Kathpalia S K, Arora D, Sandhu Namrita, Sinha Pooja
Professor and Head (Obst & Gynae), Andaman Nicobar Islands Institute of Medical Sciences, Port Blair 744104, India.
Senior Advisor (Obst and Gynae), Base Hospital, Delhi Cantt, India.
Med J Armed Forces India. 2018 Apr;74(2):172-176. doi: 10.1016/j.mjafi.2016.11.004. Epub 2017 Jan 3.

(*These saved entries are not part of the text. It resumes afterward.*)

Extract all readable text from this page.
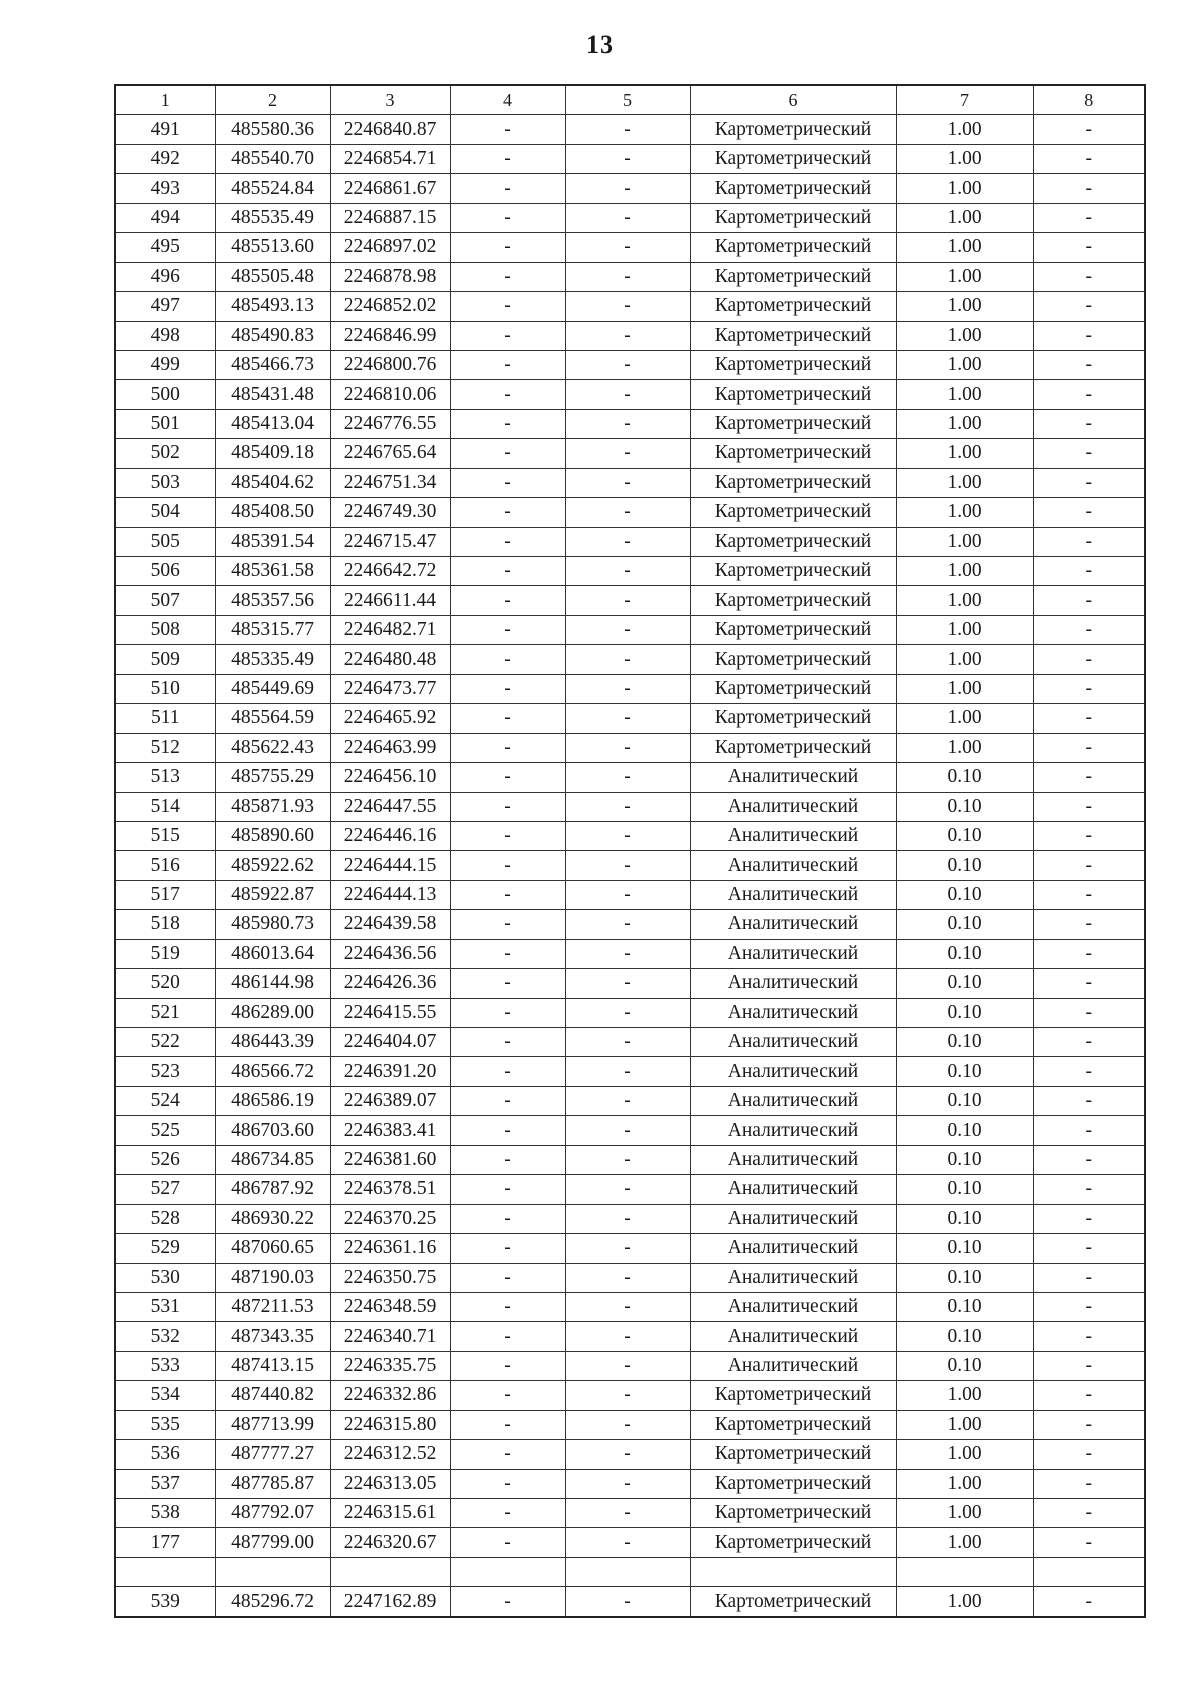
13
1	2	3	4	5	6	7	8
491	485580.36	2246840.87	-	-	Картометрический	1.00	-
492	485540.70	2246854.71	-	-	Картометрический	1.00	-
493	485524.84	2246861.67	-	-	Картометрический	1.00	-
494	485535.49	2246887.15	-	-	Картометрический	1.00	-
495	485513.60	2246897.02	-	-	Картометрический	1.00	-
496	485505.48	2246878.98	-	-	Картометрический	1.00	-
497	485493.13	2246852.02	-	-	Картометрический	1.00	-
498	485490.83	2246846.99	-	-	Картометрический	1.00	-
499	485466.73	2246800.76	-	-	Картометрический	1.00	-
500	485431.48	2246810.06	-	-	Картометрический	1.00	-
501	485413.04	2246776.55	-	-	Картометрический	1.00	-
502	485409.18	2246765.64	-	-	Картометрический	1.00	-
503	485404.62	2246751.34	-	-	Картометрический	1.00	-
504	485408.50	2246749.30	-	-	Картометрический	1.00	-
505	485391.54	2246715.47	-	-	Картометрический	1.00	-
506	485361.58	2246642.72	-	-	Картометрический	1.00	-
507	485357.56	2246611.44	-	-	Картометрический	1.00	-
508	485315.77	2246482.71	-	-	Картометрический	1.00	-
509	485335.49	2246480.48	-	-	Картометрический	1.00	-
510	485449.69	2246473.77	-	-	Картометрический	1.00	-
511	485564.59	2246465.92	-	-	Картометрический	1.00	-
512	485622.43	2246463.99	-	-	Картометрический	1.00	-
513	485755.29	2246456.10	-	-	Аналитический	0.10	-
514	485871.93	2246447.55	-	-	Аналитический	0.10	-
515	485890.60	2246446.16	-	-	Аналитический	0.10	-
516	485922.62	2246444.15	-	-	Аналитический	0.10	-
517	485922.87	2246444.13	-	-	Аналитический	0.10	-
518	485980.73	2246439.58	-	-	Аналитический	0.10	-
519	486013.64	2246436.56	-	-	Аналитический	0.10	-
520	486144.98	2246426.36	-	-	Аналитический	0.10	-
521	486289.00	2246415.55	-	-	Аналитический	0.10	-
522	486443.39	2246404.07	-	-	Аналитический	0.10	-
523	486566.72	2246391.20	-	-	Аналитический	0.10	-
524	486586.19	2246389.07	-	-	Аналитический	0.10	-
525	486703.60	2246383.41	-	-	Аналитический	0.10	-
526	486734.85	2246381.60	-	-	Аналитический	0.10	-
527	486787.92	2246378.51	-	-	Аналитический	0.10	-
528	486930.22	2246370.25	-	-	Аналитический	0.10	-
529	487060.65	2246361.16	-	-	Аналитический	0.10	-
530	487190.03	2246350.75	-	-	Аналитический	0.10	-
531	487211.53	2246348.59	-	-	Аналитический	0.10	-
532	487343.35	2246340.71	-	-	Аналитический	0.10	-
533	487413.15	2246335.75	-	-	Аналитический	0.10	-
534	487440.82	2246332.86	-	-	Картометрический	1.00	-
535	487713.99	2246315.80	-	-	Картометрический	1.00	-
536	487777.27	2246312.52	-	-	Картометрический	1.00	-
537	487785.87	2246313.05	-	-	Картометрический	1.00	-
538	487792.07	2246315.61	-	-	Картометрический	1.00	-
177	487799.00	2246320.67	-	-	Картометрический	1.00	-

539	485296.72	2247162.89	-	-	Картометрический	1.00	-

Ectopic pregnancy or extrauterine pregnancy will invariably result in abortion or rupture. Though there are risk factors for ectopic pregnancy, but at times the condition can occur without any apparent predisposing factor. Cases admitted with provisional diagnosis of ectopic pregnancy were included in this prospective study.

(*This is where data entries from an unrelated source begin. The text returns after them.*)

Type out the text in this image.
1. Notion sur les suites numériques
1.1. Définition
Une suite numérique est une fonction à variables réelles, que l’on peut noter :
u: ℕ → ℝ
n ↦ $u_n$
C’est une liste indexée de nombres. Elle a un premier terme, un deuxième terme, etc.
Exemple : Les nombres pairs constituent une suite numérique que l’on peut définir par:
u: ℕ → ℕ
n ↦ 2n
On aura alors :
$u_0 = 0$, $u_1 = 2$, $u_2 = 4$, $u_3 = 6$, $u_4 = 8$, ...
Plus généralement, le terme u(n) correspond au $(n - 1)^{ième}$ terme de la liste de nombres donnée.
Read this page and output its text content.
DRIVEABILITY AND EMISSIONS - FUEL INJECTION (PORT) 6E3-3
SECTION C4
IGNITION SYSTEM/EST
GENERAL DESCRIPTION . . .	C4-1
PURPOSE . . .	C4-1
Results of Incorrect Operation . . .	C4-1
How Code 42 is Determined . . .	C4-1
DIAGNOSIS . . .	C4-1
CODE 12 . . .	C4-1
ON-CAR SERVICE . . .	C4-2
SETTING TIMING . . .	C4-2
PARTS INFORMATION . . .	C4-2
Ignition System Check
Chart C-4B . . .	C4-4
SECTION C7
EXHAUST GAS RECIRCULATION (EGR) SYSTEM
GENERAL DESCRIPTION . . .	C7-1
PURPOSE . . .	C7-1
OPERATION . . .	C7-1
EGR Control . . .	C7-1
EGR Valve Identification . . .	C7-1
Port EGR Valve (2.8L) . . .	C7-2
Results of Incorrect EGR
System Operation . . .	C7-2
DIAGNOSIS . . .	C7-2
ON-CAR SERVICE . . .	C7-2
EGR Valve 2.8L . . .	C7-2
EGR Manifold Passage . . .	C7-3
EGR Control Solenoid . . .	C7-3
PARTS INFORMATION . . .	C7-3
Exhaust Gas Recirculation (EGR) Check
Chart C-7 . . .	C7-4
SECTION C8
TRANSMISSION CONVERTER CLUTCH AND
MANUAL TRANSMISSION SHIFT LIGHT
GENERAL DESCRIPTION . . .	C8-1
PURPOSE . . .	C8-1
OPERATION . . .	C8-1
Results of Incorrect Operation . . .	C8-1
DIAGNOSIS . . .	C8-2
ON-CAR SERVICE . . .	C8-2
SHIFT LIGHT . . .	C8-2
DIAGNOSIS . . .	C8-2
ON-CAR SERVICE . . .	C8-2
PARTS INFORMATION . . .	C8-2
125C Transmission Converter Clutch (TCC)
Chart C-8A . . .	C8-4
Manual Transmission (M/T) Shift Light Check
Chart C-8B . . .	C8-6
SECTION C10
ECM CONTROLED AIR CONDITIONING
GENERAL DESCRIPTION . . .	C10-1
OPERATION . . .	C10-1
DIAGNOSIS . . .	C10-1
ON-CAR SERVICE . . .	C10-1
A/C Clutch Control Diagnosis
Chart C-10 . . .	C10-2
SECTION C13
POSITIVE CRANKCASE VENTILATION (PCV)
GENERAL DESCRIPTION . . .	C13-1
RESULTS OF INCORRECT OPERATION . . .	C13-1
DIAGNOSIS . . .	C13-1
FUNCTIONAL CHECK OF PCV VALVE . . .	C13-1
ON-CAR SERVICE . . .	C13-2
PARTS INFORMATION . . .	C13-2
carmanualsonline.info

Eighty suspected cases of ectopic pregnancy were incorporated in the study. The management was done based on standard practice. All the cases underwent urine pregnancy test, routine blood investigations including blood group, and transvaginal ultrasound. Serial βhCG was measured in cases where the diagnosis was not clear initially.
Incidence of ectopic was 2.46 per 100 deliveries; there was no apparent risk factor in 28.7% and many cases had more than one risk factor. 'Triad' of ectopic was present in only 21 cases. Sixteen cases were asymptomatic and two were admitted as emergency. Ultrasound findings were inconsistent and wide ranging. In 37 doubtful cases, βhCG was measured serially.There was one case of suspected interstitial pregnancy confirmed on laparoscopy. Twenty-seven cases were managed medically, and 9 were managed expectantly. Forty-six cases were managed surgically either by laparoscopy or by laparotomy. Salpingectomy was performed in 37 cases, and salpingostomy in 7 cases either laparoscopically or by laparotomy.
Ectopic pregnancy can be managed by laparotomy, operative laparoscopy, and medically and occasionally by observation alone. Management must be customized to the clinical condition and needs of future fertility of the patient.
异位妊娠或宫外孕最终都会导致流产或破裂。尽管存在异位妊娠的危险因素,但有时该病可在无任何明显诱发因素的情况下发生。本前瞻性研究纳入了初步诊断为异位妊娠的入院病例。
80例疑似异位妊娠病例纳入本研究。治疗按照标准操作进行。所有病例均进行尿妊娠试验、包括血型在内的常规血液检查以及经阴道超声检查。对于最初诊断不明确的病例,测定其连续β人绒毛膜促性腺激素(βhCG)水平。
异位妊娠发生率为每100例分娩中有2.46例;28.7%的病例无明显危险因素,许多病例有不止一个危险因素。仅21例出现异位妊娠“三联征”。16例无症状,2例作为急诊入院。超声检查结果不一致且范围广泛。在37例可疑病例中,连续测定βhCG水平。1例疑似间质部妊娠经腹腔镜检查确诊。27例接受药物治疗,9例接受期待治疗。46例通过腹腔镜或剖腹手术进行手术治疗。37例行输卵管切除术,7例行输卵管造口术,均通过腹腔镜或剖腹手术进行。
异位妊娠可通过剖腹手术、手术腹腔镜检查、药物治疗,偶尔也可仅通过观察进行处理。治疗必须根据患者的临床情况和未来生育需求进行定制。